—Pour un amusage, c’est pas un amusage; mais pour une ennuyance, c’est pas non plus une ennuyance; quand on travaille pour une bonne maïon comme la maïon de votre papa, qu’on a sa payette, qu’on a une bouteille de vin quand il fait chaud, que le bourgeois ne ramone pas le monde... ça va. On fait sa jornée et on ramasse ses outils sans rancœur. Mais quand faut avoir des raisons avec des pétouillons, on s’ennuie tout de même... car faut payer le marcandier. Vous créyez bien, monsieur Paul, que ce plâtre qui est dans la charrote, faut que je le paye au plâtrier, que cette brique, faut que je la paye au chaufournier, et ainsi du tout. Si le bourgeois fait attendre ses écus, faut brêter partout pour avoir de l’argent et on est dans l’embarras. Mais il est bon que je m’embauche, excusez; mon garçon est là qui m’attend.

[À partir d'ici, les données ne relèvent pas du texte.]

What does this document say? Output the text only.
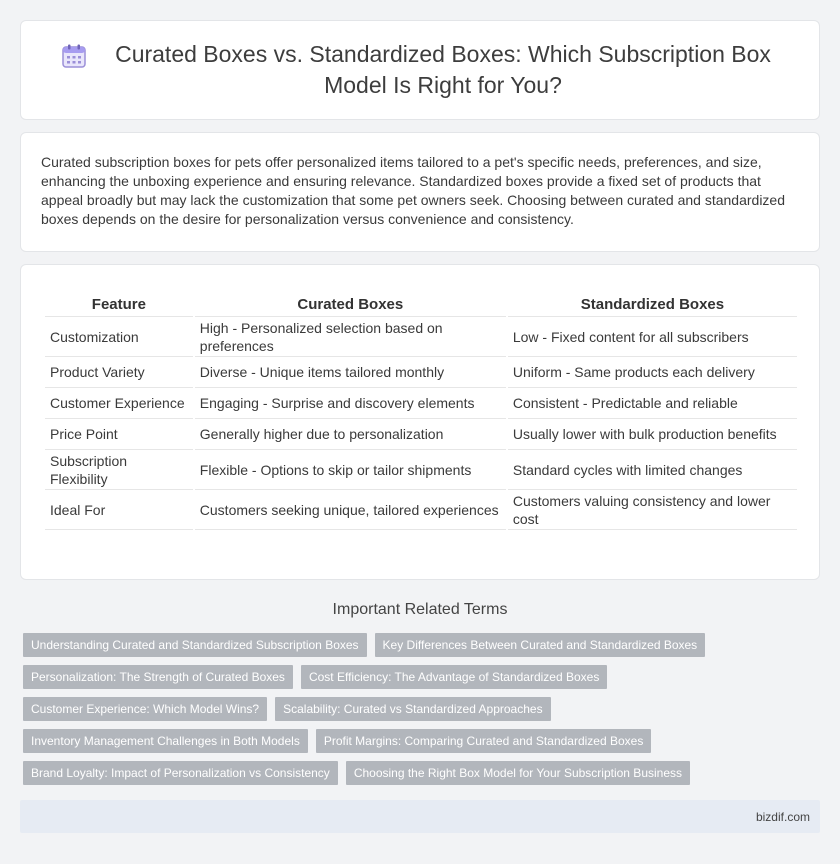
Curated Boxes vs. Standardized Boxes: Which Subscription Box Model Is Right for You?

Curated subscription boxes for pets offer personalized items tailored to a pet's specific needs, preferences, and size, enhancing the unboxing experience and ensuring relevance. Standardized boxes provide a fixed set of products that appeal broadly but may lack the customization that some pet owners seek. Choosing between curated and standardized boxes depends on the desire for personalization versus convenience and consistency.

Feature	Curated Boxes	Standardized Boxes
Customization	High - Personalized selection based on preferences	Low - Fixed content for all subscribers
Product Variety	Diverse - Unique items tailored monthly	Uniform - Same products each delivery
Customer Experience	Engaging - Surprise and discovery elements	Consistent - Predictable and reliable
Price Point	Generally higher due to personalization	Usually lower with bulk production benefits
Subscription Flexibility	Flexible - Options to skip or tailor shipments	Standard cycles with limited changes
Ideal For	Customers seeking unique, tailored experiences	Customers valuing consistency and lower cost
Important Related Terms
Understanding Curated and Standardized Subscription Boxes	Key Differences Between Curated and Standardized Boxes
Personalization: The Strength of Curated Boxes	Cost Efficiency: The Advantage of Standardized Boxes
Customer Experience: Which Model Wins?	Scalability: Curated vs Standardized Approaches
Inventory Management Challenges in Both Models	Profit Margins: Comparing Curated and Standardized Boxes
Brand Loyalty: Impact of Personalization vs Consistency	Choosing the Right Box Model for Your Subscription Business
bizdif.com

—Est-ce que vous pourriez bâtir une grande maison, père Branchu?

—Voire! tout de même, monsieur Paul; j’ai bien bâti celle au maire, qui est grande assez!»

Cependant M. Paul ne trouve plus, comme la veille, les heures un peu longues; il a une idée. La maison projetée pour sa sœur ne lui sort pas de l’esprit; il la voit, tantôt sous forme d’un palais, tantôt d’un manoir à tourelles, tantôt d’un chalet tout entouré de lierres et de clématites avec force balcons découpés. M. Paul a un grand cousin qui est architecte; il l’a vu travailler souvent sur une planchette; sous sa main, les bâtiments s’élevaient comme par enchantement. Cela ne lui a pas paru trop difficile. Le grand cousin a, dans la chambre qu’il occupe quand il vient au château, les outils qui lui sont nécessaires. M. Paul va essayer de mettre sur le papier un de ces projets qu’il entrevoit. Mais une première difficulté se présente. Il faudrait savoir ce qui conviendrait à la sœur; est-ce un manoir seigneurial avec tours et créneaux, un chalet ou une villa italienne? Si l’on prétend lui ménager une surprise, encore faut-il qu’elle lui soit agréable. Après une bonne heure de méditations, M. Paul pense, non sans quelque raison, qu’il convient d’aller trouver son père. «Là, là, tu es bien pressé, dit le père, après les premiers mots de Paul. Eh! la chose n’est point si avancée. Tu veux faire un projet de maison pour Marie; soit, essaye donc. Mais avant tout, il serait bon alors de savoir ce que désire ta sœur, comment elle entend que sa maison soit distribuée. Il ne me déplaît point d’ailleurs de brusquer un peu les choses. Nous allons lui envoyer une dépêche.

TÉLÉGRAMME.

Baveno Italie, de X..., Mad. N..., hôtel de..., Paul veut bâtir maison ici pour Marie, envoyer programme. de Gandelau.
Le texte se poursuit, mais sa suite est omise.